The petition, which was filed by an environmental organization, originally requested 25 chemicals be added to the toxic chemical list, but EPA declined to include16 of those included in the petition. Three of the 25 chemicals were added to the TRI list in separate, unrelated actions (1-bromopropane (80 Fed. Reg. 72906, November 23, 2015), nonylphenol (79 Fed. Reg. 58686, September 30, 2014), and 1,2,5,6,9,10- hexabromocyclododecane (81 Fed. Reg. 85440, November 28, 2016). “Of the remaining . . . chemicals, EPA determined that the available data for nine chemicals was not sufficient for EPA to find that the chemicals meet the EPCRA section 313 listing criteria for human health or ecological effects” and another was not currently in use in the United States. 87 Fed. Reg. at 73477. Industry in the United States must consider the 12 new toxic chemicals when evaluating TRI compliance each year going forward.

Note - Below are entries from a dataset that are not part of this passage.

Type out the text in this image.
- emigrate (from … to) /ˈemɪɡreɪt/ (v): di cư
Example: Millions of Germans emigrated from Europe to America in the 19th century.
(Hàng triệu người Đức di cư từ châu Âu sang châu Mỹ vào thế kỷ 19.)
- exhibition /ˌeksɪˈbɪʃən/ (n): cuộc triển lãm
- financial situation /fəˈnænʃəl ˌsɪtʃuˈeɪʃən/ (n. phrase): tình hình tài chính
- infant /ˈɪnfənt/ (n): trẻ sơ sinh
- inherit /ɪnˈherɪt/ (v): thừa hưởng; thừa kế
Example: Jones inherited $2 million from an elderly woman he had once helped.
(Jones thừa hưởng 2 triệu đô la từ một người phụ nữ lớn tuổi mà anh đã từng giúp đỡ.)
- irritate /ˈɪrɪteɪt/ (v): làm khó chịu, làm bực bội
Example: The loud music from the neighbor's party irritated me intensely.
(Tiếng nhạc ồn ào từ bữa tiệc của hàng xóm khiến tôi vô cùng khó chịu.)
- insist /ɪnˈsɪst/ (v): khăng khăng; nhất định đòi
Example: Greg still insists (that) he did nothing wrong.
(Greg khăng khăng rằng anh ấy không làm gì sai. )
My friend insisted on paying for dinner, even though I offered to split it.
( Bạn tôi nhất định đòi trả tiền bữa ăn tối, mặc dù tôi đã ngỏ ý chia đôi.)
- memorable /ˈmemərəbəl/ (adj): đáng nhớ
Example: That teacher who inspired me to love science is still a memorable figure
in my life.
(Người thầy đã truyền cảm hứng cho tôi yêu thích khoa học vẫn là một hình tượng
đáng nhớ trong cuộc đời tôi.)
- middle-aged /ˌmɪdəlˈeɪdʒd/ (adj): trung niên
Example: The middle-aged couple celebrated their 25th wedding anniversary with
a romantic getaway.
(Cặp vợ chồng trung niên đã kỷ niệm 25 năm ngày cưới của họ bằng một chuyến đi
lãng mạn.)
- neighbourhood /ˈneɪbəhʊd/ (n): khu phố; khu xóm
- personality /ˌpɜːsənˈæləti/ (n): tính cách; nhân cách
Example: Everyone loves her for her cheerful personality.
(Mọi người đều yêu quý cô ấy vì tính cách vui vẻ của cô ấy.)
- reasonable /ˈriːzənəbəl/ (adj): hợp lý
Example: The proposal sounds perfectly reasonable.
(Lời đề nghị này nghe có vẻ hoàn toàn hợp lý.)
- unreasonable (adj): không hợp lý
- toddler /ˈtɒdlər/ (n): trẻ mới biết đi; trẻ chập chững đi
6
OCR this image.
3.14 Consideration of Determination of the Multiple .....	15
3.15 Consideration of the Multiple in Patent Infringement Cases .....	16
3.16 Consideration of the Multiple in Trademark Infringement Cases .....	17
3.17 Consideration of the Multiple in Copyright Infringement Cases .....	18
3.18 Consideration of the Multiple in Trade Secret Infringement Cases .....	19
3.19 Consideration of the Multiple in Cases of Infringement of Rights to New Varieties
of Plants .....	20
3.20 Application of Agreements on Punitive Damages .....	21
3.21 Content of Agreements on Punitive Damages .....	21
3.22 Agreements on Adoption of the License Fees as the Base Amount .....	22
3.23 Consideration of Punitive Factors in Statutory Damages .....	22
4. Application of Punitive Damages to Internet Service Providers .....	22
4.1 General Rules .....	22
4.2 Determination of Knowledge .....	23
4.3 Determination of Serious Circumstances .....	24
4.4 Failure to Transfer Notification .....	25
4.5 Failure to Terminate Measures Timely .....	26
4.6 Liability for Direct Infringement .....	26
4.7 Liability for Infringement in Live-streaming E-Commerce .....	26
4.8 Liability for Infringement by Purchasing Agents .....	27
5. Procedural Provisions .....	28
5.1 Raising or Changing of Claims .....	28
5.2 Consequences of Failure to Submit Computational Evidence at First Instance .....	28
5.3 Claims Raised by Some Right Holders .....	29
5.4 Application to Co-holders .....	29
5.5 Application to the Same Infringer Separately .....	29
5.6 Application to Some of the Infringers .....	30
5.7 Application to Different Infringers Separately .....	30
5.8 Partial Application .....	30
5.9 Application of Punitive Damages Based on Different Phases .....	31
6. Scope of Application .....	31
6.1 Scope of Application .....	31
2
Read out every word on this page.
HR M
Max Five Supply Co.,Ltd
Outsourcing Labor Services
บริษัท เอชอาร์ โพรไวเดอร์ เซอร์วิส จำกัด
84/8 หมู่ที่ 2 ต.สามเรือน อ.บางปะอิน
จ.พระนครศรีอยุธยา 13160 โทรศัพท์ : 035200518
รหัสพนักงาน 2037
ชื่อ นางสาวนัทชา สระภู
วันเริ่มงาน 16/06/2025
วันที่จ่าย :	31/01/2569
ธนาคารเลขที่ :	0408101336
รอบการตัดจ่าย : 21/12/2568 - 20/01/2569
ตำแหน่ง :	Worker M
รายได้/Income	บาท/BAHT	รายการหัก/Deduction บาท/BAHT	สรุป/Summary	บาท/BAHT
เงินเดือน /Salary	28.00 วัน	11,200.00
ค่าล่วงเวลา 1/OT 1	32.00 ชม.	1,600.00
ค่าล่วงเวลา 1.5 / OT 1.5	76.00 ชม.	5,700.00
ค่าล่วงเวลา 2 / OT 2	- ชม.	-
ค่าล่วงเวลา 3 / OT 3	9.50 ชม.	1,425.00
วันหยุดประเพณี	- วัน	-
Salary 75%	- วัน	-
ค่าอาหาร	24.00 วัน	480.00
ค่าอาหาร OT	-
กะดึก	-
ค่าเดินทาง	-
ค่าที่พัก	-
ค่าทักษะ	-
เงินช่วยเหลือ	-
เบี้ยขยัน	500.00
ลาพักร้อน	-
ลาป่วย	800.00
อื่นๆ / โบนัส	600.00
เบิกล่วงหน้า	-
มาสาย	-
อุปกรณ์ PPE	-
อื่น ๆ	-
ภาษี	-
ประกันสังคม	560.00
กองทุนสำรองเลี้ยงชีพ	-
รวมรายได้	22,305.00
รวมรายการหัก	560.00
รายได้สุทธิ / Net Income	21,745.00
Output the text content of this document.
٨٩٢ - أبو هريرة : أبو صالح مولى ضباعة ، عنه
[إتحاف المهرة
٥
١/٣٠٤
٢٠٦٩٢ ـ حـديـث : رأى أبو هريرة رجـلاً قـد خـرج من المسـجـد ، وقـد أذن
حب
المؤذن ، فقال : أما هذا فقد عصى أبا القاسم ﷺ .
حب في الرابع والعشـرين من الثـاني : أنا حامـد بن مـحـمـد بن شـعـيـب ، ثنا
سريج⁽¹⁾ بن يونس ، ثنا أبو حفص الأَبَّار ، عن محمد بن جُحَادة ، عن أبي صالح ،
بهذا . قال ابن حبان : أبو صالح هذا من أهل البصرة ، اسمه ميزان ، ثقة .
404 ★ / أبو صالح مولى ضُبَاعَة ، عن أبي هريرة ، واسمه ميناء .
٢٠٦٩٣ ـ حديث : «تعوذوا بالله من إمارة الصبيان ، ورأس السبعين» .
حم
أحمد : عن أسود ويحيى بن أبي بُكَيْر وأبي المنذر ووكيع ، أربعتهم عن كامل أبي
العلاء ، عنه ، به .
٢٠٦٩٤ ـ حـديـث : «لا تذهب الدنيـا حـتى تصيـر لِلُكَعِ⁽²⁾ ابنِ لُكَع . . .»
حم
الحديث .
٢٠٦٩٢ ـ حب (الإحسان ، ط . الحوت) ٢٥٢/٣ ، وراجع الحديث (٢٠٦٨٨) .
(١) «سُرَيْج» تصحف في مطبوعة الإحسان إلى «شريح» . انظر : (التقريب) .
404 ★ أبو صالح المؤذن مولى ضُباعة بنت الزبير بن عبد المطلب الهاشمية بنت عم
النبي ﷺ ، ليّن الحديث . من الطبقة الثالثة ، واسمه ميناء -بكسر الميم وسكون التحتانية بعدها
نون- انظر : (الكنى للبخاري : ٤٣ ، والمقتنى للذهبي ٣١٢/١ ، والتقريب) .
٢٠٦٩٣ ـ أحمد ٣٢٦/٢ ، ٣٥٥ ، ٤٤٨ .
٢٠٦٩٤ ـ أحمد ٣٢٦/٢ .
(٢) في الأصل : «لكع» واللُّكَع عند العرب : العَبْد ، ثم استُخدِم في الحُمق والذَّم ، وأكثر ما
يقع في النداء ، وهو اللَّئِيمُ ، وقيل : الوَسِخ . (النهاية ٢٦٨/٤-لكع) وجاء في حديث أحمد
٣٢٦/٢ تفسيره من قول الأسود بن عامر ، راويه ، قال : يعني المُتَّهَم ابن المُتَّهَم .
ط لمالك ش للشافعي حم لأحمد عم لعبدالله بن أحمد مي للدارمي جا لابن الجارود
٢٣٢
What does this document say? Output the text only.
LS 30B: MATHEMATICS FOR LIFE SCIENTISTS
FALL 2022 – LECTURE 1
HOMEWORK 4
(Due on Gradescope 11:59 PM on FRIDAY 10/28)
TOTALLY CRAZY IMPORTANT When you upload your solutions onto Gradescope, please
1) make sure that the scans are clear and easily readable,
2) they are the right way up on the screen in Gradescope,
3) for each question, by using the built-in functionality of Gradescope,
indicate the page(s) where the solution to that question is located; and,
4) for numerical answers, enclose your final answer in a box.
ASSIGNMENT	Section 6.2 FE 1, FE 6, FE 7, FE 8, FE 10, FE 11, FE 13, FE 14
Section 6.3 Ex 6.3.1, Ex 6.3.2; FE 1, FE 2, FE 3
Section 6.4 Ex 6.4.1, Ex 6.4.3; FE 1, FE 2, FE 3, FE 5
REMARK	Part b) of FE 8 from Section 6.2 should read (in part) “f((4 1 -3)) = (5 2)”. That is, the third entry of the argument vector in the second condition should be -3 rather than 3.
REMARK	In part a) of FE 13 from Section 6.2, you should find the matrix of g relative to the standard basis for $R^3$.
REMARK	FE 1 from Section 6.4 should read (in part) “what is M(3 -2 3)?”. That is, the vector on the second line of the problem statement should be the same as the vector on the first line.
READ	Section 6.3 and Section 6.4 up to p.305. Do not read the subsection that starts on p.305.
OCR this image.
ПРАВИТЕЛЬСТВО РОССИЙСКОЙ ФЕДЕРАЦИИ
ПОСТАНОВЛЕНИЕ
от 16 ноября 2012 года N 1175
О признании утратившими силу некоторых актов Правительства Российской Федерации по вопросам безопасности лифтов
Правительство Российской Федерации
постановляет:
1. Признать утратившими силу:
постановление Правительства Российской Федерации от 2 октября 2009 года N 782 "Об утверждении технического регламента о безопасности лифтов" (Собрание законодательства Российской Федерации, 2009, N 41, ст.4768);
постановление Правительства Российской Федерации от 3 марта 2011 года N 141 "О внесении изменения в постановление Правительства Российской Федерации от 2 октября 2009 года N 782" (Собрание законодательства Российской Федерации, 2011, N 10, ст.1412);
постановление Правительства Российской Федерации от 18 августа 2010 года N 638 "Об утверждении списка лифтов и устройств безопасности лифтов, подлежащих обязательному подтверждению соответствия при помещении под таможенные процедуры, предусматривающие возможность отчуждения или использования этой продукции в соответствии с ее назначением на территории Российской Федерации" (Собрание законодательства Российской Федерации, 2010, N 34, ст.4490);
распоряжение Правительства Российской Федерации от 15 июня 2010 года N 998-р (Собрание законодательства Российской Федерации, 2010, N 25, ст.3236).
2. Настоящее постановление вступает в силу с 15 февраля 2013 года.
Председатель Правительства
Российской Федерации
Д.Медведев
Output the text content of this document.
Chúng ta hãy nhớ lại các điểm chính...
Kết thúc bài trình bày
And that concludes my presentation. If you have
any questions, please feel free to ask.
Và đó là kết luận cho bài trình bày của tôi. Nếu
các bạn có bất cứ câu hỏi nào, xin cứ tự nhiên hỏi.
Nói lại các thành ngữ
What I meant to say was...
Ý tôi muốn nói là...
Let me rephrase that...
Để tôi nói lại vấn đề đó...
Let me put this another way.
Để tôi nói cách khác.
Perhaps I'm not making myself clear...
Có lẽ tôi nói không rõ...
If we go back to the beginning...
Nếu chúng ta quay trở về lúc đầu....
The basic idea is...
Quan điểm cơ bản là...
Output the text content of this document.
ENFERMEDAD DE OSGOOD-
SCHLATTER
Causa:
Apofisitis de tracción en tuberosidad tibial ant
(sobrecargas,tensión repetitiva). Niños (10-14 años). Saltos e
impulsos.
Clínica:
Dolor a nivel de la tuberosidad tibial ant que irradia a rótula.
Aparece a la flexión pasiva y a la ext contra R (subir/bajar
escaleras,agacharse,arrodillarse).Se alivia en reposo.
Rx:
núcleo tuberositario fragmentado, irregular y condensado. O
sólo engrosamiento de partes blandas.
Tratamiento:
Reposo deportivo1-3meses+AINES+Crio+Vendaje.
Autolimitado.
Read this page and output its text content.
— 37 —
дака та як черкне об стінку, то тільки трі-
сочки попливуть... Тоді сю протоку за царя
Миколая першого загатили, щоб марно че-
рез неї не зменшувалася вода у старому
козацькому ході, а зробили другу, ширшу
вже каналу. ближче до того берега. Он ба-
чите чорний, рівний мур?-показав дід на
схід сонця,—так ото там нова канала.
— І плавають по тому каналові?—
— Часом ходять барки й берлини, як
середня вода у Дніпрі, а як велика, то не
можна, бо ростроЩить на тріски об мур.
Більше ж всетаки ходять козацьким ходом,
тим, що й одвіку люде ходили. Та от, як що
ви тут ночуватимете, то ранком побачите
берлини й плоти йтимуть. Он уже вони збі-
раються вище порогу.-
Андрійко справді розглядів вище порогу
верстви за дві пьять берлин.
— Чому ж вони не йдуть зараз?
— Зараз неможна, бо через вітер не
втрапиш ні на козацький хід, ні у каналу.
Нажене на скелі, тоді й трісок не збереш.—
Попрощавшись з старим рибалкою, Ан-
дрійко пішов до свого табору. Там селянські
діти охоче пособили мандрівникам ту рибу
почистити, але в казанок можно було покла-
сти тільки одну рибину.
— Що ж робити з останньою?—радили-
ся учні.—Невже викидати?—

The final rule does not become effective until January 30, 2023, and, as a result, will apply to the reporting year beginning January 1, 2023. 87 Fed. Reg. at 74477. Consequently, TRI reports for the newly listed toxic chemicals will first be due July 1, 2024.

Next Steps for Covered Facilities

Facilities must plan to file annual TRI reports if the facility manufacturers, processes, or otherwise uses any of the newly listed chemicals during calendar year 2023 in excess of reporting thresholds. To accomplish this, companies may wish to take the following steps:

Step No. 1: Audit chemical inventories and safety data sheets (“SDS”) at manufacturing and import facilities right away for the presence of newly listed TRI toxic chemicals, paying close attention to mixtures, to determine if the lower threshold HHCB or any of the other newly listed toxics are imported, or manufactured, processed, or otherwise used onsite. The attorney-client and attorney work-product privileges may be used to keep information confidential pending a final determination on the inventory at each facility.

Step No. 2: If not done already, add those toxic chemicals newly listed by EPA to each facility’s chemical inventory and recordkeeping requirements. This data will be critical in determining if reporting thresholds are exceeded in 2023 and beyond, especially for low threshold chemicals like HHCB; and

Step No. 3: Evaluate exemptions and the proper category for each newly listed toxic chemical (manufacture, process, and otherwise use) before filing a TRI form for one of the new chemicals in 2024.